Jude Law, who starred in The Talented Mr Ripley, Cold Mountain and Breaking and Entering, said, I am deeply shocked and saddened to hear of Anthonys untimely death. I worked with him on three films, more than with any other director, but had come to value him more as a friend than as a colleague. He was a brilliantly talented writer and director who wrote dialogue that was a joy to speak and then put in onto the screen in a way that always looked effortless. He made work feel like fun. He was a sweet, warm, bright and funny man who was interested in everything from football to opera, films, music, literature, people and most of all his family, whom he adored and to whom I send my thoughts and love. I shall miss him hugely.

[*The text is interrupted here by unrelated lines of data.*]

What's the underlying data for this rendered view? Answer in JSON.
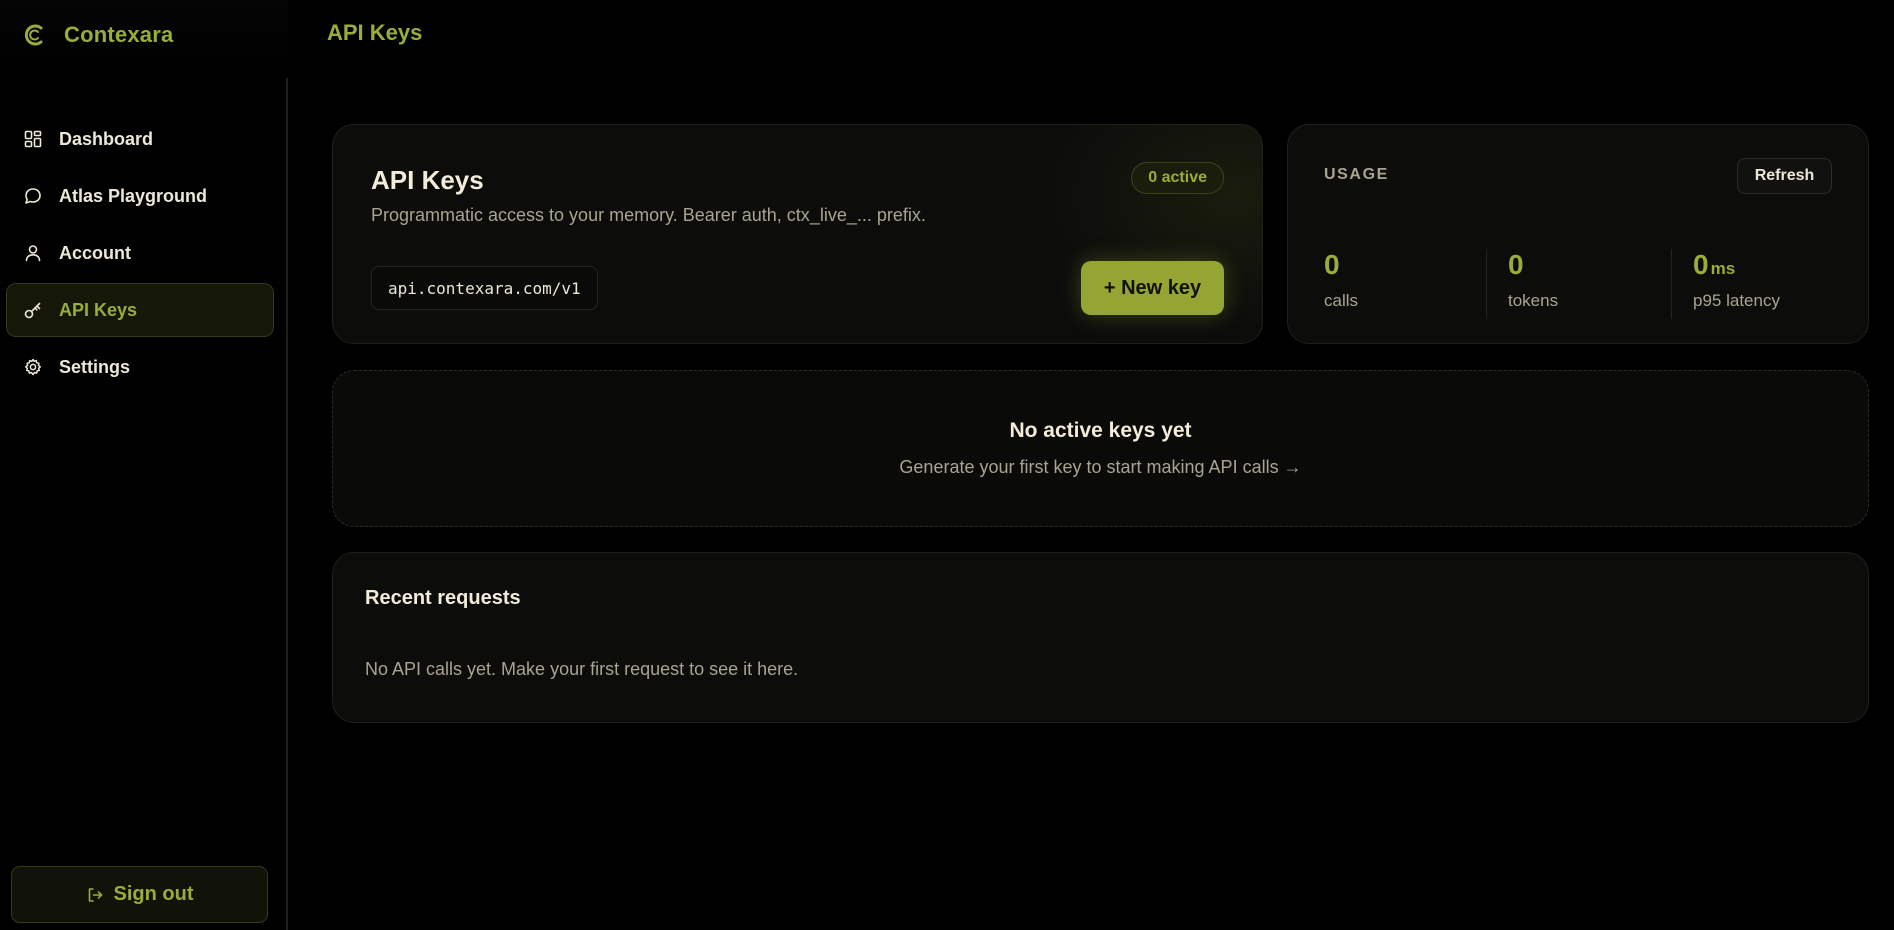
{
  "brand": {
    "name": "Contexara",
    "icon": "contexara-logo-icon"
  },
  "header": {
    "title": "API Keys"
  },
  "sidebar": {
    "items": [
      {
        "label": "Dashboard",
        "icon": "grid-icon",
        "active": false
      },
      {
        "label": "Atlas Playground",
        "icon": "chat-bubble-icon",
        "active": false
      },
      {
        "label": "Account",
        "icon": "user-icon",
        "active": false
      },
      {
        "label": "API Keys",
        "icon": "key-icon",
        "active": true
      },
      {
        "label": "Settings",
        "icon": "gear-icon",
        "active": false
      }
    ],
    "signout_label": "Sign out"
  },
  "keys_card": {
    "title": "API Keys",
    "subtitle": "Programmatic access to your memory. Bearer auth, ctx_live_... prefix.",
    "badge": "0 active",
    "endpoint": "api.contexara.com/v1",
    "new_key_label": "+ New key"
  },
  "usage": {
    "title": "USAGE",
    "refresh_label": "Refresh",
    "stats": [
      {
        "value": "0",
        "unit": "",
        "label": "calls"
      },
      {
        "value": "0",
        "unit": "",
        "label": "tokens"
      },
      {
        "value": "0",
        "unit": "ms",
        "label": "p95 latency"
      }
    ]
  },
  "empty_state": {
    "title": "No active keys yet",
    "subtitle": "Generate your first key to start making API calls →"
  },
  "recent": {
    "title": "Recent requests",
    "empty_text": "No API calls yet. Make your first request to see it here."
  },
  "colors": {
    "accent": "#9aac3a",
    "button": "#95a534",
    "background": "#000000",
    "card": "#0c0c0b",
    "text": "#ece7d6",
    "muted": "#a9a48f"
  }
}
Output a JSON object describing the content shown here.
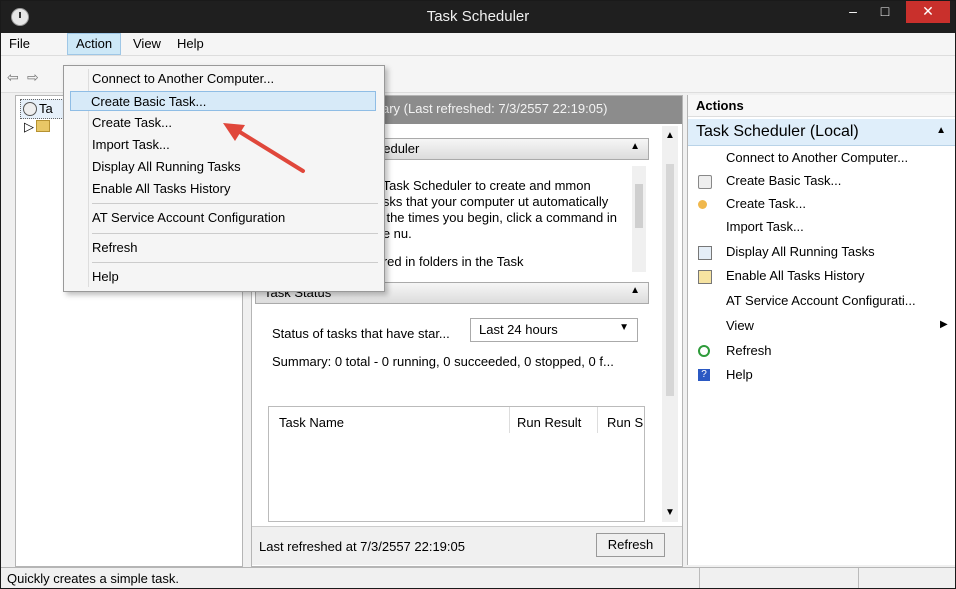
{
  "window": {
    "title": "Task Scheduler",
    "min": "–",
    "max": "□",
    "close": "✕"
  },
  "menu": {
    "file": "File",
    "action": "Action",
    "view": "View",
    "help": "Help"
  },
  "toolbar": {
    "back": "⇦",
    "forward": "⇨"
  },
  "tree": {
    "root": "Ta",
    "expander": "▷"
  },
  "center": {
    "overview_title": "ary (Last refreshed: 7/3/2557 22:19:05)",
    "section1_title": "heduler",
    "section1_desc": "e Task Scheduler to create and mmon tasks that your computer ut automatically at the times you begin, click a command in the nu.",
    "section1_extra": "tored in folders in the Task",
    "status_title": "Task Status",
    "status_label": "Status of tasks that have star...",
    "status_select": "Last 24 hours",
    "summary": "Summary: 0 total - 0 running, 0 succeeded, 0 stopped, 0 f...",
    "table_headers": [
      "Task Name",
      "Run Result",
      "Run S"
    ],
    "last_refreshed": "Last refreshed at 7/3/2557 22:19:05",
    "refresh_button": "Refresh"
  },
  "actions": {
    "header": "Actions",
    "group": "Task Scheduler (Local)",
    "items": [
      {
        "label": "Connect to Another Computer...",
        "icon": "none"
      },
      {
        "label": "Create Basic Task...",
        "icon": "create-basic-task-icon"
      },
      {
        "label": "Create Task...",
        "icon": "create-task-icon"
      },
      {
        "label": "Import Task...",
        "icon": "none"
      },
      {
        "label": "Display All Running Tasks",
        "icon": "running-tasks-icon"
      },
      {
        "label": "Enable All Tasks History",
        "icon": "history-icon"
      },
      {
        "label": "AT Service Account Configurati...",
        "icon": "none"
      },
      {
        "label": "View",
        "icon": "none"
      },
      {
        "label": "Refresh",
        "icon": "refresh-icon"
      },
      {
        "label": "Help",
        "icon": "help-icon"
      }
    ],
    "view_arrow": "▶"
  },
  "dropdown": {
    "items": [
      "Connect to Another Computer...",
      "Create Basic Task...",
      "Create Task...",
      "Import Task...",
      "Display All Running Tasks",
      "Enable All Tasks History",
      "AT Service Account Configuration",
      "Refresh",
      "Help"
    ]
  },
  "statusbar": {
    "text": "Quickly creates a simple task."
  },
  "colors": {
    "titlebar": "#1f1f1f",
    "close": "#c9302c",
    "highlight": "#d7eaf8",
    "annotation_arrow": "#e0473b"
  }
}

Minghella was born Jan. 6, 1954 on the Isle of Wight, where his Italian parents ran a successful ice-cream business. He became a lecturer at Hull University, and started carving a reputation as a writer for the stage, radio and TV. He penned episodes of detective drama Inspector Morse and high school series Grange Hill, and created the Jim Henson miniseries The Storyteller: Greek Myths.

Truly, Madly, Deeply, his directorial debut from his own script, won him a BAFTA for best original screenplay. He won the best director Oscar for The English Patient in 1997, which also earned him an adapted screenplay nomination. He got another Oscar nomination in 2000 for the screenplay of The Talented Mr Ripley.

He made his only acting appearance as a TV interviewer in the final section of Joe Wrights Atonement.

His next movie was supposed to be The Ninth Life of Louis Drax for the Weinstein Co.

He also directed his first opera, Puccinis Madam Butterfly, at Londons English National Opera in 2005, later transferring to New Yorks Metropolitan Opera.

Minghellas status as a public figure in the U.K. was underlined by personal tributes from prime minister Gordon Brown and former PM Tony Blair, whom Minghella directed together in a 2005 election broadcast.